Il libro si conclude con l’incontro di Temple con la Tempesta di Giorgione a casa di Damiani. Temple ci viene presentato come un personaggio con un rapporto difficile con l’arte, fin da quando è bambino ne è rimasto folgorato come Paolo sulla via di Damasco, durante la sua visita con i genitori alla “Galerie d’Apollon”. Sta cercando un quadro per scrivere un libro che parli di un giovane critico ossessionato da un’opera di cui non riesce a svelare il significato, di cui è a conoscenza solo il proprietario, il quale si porterà questo segreto nella tomba. Non sa ancora che quadro sarà, ha in mente una cornice vuota per ora, non sa se sarà un paesaggio, una scena campestre, delle figure. Non sa neanche bene a quale scuola pittorica rivolgersi, se a Tintoretto, Tiziano, Leonardo, Sebastiano del Piombo, Raffaello. Sa che il suo artista deve avere queste caratteristiche: la sapiente coloritura di Tiziano, la prospettiva di Leonardo e il fascino misterioso di Dürer. Quando arriva a casa di Damiani, che lo invita sostenendo di avere il quadro giusto per lui, Temple passa tra i vari Perugino, Vittore Carpaccio, Andrea del Sarto e sente come un palpito di emozione, come se non gli fosse concesso di stare tra questi miti: «Era inevitabile sentirsi elevati ad una sorta di investitura culturale, chiamati ad entrare in un ristretto circolo di eletti».
«La porta dava su un corridoio rivestito da entrambi i lati da una lunga boiserie di ebano, e ogni quadro era inserito nella propria nicchia scura che ne faceva risaltare i colori. Tiziano Vecellio, Paolo Veronese, Correggio…[…] E mentre camminavo tra i ritratti che mi seguivano con lo sguardo, mi chiedevo se l’arte pittorica, nei suoi diversi canoni espressivi, fosse il mezzo più adatto a trasmettere un sentimento universale; mi chiedevo se un’opera d’arte fosse in grado di essere capita appieno sin dal primo momento della sua nascita, e se, sottostando a leggi dinamiche, legate al tempo, al movimento dei corpi celesti e alla stessa evoluzione dello spirito umano, nonché alla sua cultura, non fosse obbligata invece a mutare in continuazione. Mi dicevo spesso che dedicarsi all’Arte equivaleva a credere in un mondo ancora possibile, postulare un luogo ideale in cui trovare la nostra nuova innocenza, ricostruire un Eden dove non ci fosse più la tentazione del Serpente, né la collera del Giardiniere». Come nel sogno che aveva fatto percorrere il corridoio verso il capolavoro riempie Temple di un’ansia, di una spossante attesa per un trionfo, per una rivelazione. Una specie di lungo pellegrinaggio che trovava il suo termine e lo scioglimento delle catene di questa ricerca estenuante: «Nella luce di quei colori pensai di ravvisare la fonte stessa dell’unità poetica, e nell’armonia dell’insieme, la sintesi dell’Idea della Bellezza». Il quadro diventa per lui una vera e propria ossessione, ravvisa in ogni volto quel volto, in ogni sguardo di donna quello sguardo, in ogni natura quella natura. Temple perde nelle ultime pagine la strada che l’Arte gli aveva sempre spianato, perde il rifugio che vi aveva sempre trovato, perché quell’opera diventa l’unica possibile. Gli altri quadri non comunicano più niente, diventano muti, perdono ogni colore.
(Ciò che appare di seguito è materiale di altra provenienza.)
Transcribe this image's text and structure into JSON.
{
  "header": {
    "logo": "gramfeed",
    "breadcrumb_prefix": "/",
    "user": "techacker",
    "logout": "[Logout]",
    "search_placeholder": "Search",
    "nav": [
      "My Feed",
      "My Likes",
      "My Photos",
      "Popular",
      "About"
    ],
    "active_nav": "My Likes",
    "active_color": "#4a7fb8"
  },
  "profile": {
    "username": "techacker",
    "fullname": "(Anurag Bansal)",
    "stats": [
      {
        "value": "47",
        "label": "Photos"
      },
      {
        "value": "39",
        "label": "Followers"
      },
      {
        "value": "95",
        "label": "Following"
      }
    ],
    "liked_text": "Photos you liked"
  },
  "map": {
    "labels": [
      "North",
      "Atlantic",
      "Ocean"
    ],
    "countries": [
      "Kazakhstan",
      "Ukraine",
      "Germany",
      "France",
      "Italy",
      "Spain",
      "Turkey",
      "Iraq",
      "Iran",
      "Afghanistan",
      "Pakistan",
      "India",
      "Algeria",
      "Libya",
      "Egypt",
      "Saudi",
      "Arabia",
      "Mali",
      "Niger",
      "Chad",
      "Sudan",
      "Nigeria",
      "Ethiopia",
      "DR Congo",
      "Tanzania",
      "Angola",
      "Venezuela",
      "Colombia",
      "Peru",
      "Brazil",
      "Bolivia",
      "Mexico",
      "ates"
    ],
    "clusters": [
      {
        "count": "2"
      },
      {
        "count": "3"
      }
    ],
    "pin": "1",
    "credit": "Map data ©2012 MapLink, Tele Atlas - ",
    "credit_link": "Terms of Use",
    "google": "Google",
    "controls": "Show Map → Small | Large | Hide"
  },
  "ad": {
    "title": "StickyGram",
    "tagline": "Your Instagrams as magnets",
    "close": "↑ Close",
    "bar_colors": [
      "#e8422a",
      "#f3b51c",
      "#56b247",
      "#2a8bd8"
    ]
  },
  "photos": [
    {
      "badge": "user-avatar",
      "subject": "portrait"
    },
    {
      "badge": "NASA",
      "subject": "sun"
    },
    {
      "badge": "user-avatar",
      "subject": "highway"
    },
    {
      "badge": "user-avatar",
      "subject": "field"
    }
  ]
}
Il tentativo è stato quello di ravvisare, nelle pagine di Maurensig, i concetti primari riguardanti l’opera e l’arte, ciò che di più comprensibile e usufruibile la narrativa può concederci riguardo ad essa, anche se magari caricato di inventiva. Ma, del resto, anche quando l’arte porta dietro di sé una storia, un significato, una serie di riflessioni dettate dalla critica e dalla comprensione del contesto in cui si è sviluppata, ognuno di noi può vedere nell’opera quello che vuole e desidera vedere. E questo è forse un qualcosa di straordinariamente giusto ed egualitario.